Alvarez, who is also The Ring and the lineal middleweight champion, won’t fight again in 2016 due to a fracture in his thumb following his impressive win over Smith, beating the 28-year old Liverpool-based fighter with a 9th round TKO. Already appearing twice in 2016, Alvarez wasn’t likely to fight again this year, which further established him as a mauler of British fighters (beat Amir Khan as well) and the biggest PPV draw in the sport outside of Pacquiao, who is in and out in terms of being fully committed to boxing.

Alvarez is 26, and while he loves fighting light middleweights, he belongs in the 160 category, where Golovkin roams and dominates. The 34-year old Kazakhstani, a silver medalist from the 2004 Athens Olympics, is 36-0 as a pro, winning 33 of his fights by knockout. He fought Dominic Wade back in April, winning in the second round, and destroyed Kell Brook 10 days ago, leaving the previously undefeated British boxer dazed and confused, with the fight stopped in the fifth round. Golovkin has said a number of times he wants to fight Alvarez. Unlike Khan and Brook who had to go well beyond their natural weight to get the big fights, Golovkin and Alvarez are just fine at 160. Someone doesn’t want this fight to happen.

The assumption is that it’s Alvarez. The Golden Boy for Golden Boy promotions has one loss on his record, getting completely outboxed by Floyd Mayweather in 2013, a fight Canelo probably headed into way before he should have. Right now, despite the power and durability he shows when fighting smaller guys, it seems that Golovkin would be too much for him. In 36 fights Golovkin isn’t just undefeated. He’s never been actually hurt by anyone, or at least he’s hiding it too well, despite not being too strict about defense. He’s quite open to getting hit. He simply doesn’t get shaken up, and delivers twice as worse to anyone facing him.

The fear here is that such a big fight both in terms of quality and financially will waste away. Golovkin is going to start declining at some point, and that day isn’t far away. Sergio Martinez didn’t get the big fight until he was way over the hill, beaten by Miguel Cotto. Alvarez beat Cotto last year in a fight that drew close to 1 million PPV buys.
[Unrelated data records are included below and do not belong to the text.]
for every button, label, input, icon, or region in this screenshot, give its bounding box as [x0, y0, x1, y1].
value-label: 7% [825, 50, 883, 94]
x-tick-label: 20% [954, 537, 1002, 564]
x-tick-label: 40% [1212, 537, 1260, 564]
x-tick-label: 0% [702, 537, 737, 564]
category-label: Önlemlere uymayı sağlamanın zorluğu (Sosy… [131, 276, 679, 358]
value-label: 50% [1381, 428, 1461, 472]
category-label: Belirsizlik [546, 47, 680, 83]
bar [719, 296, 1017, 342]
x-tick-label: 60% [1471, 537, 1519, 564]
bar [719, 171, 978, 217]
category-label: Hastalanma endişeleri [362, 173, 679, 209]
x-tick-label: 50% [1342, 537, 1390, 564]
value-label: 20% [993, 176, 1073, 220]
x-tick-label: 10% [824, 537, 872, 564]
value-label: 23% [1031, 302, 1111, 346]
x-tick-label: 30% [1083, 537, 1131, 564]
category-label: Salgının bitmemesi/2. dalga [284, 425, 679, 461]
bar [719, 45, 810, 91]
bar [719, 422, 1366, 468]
Golovkin doesn’t have the drawing power of Cotto, but Alvarez alone is a huge name these days, and the prospect of the biggest middleweight fight in years, with Golovkin holding the WBA, IBF, IBO and WBC middleweight titles, will help unify the division championship.

In a sport so violent, where a bad fight could end up in a career-changing beating, Alvarez might be doing the right thing, even if it means he’s running scared from a presumably better fighter. Maybe Golovkin not moving up to face Andre Ward deserves the same criticism, but he’s classic at Middleweight – why should he move? Alvarez seems natural at the 160 too, but for some reason, maybe financial ones, he’s drawing this one out, maybe waiting for Golovkin to show some sort of weakness against someone else.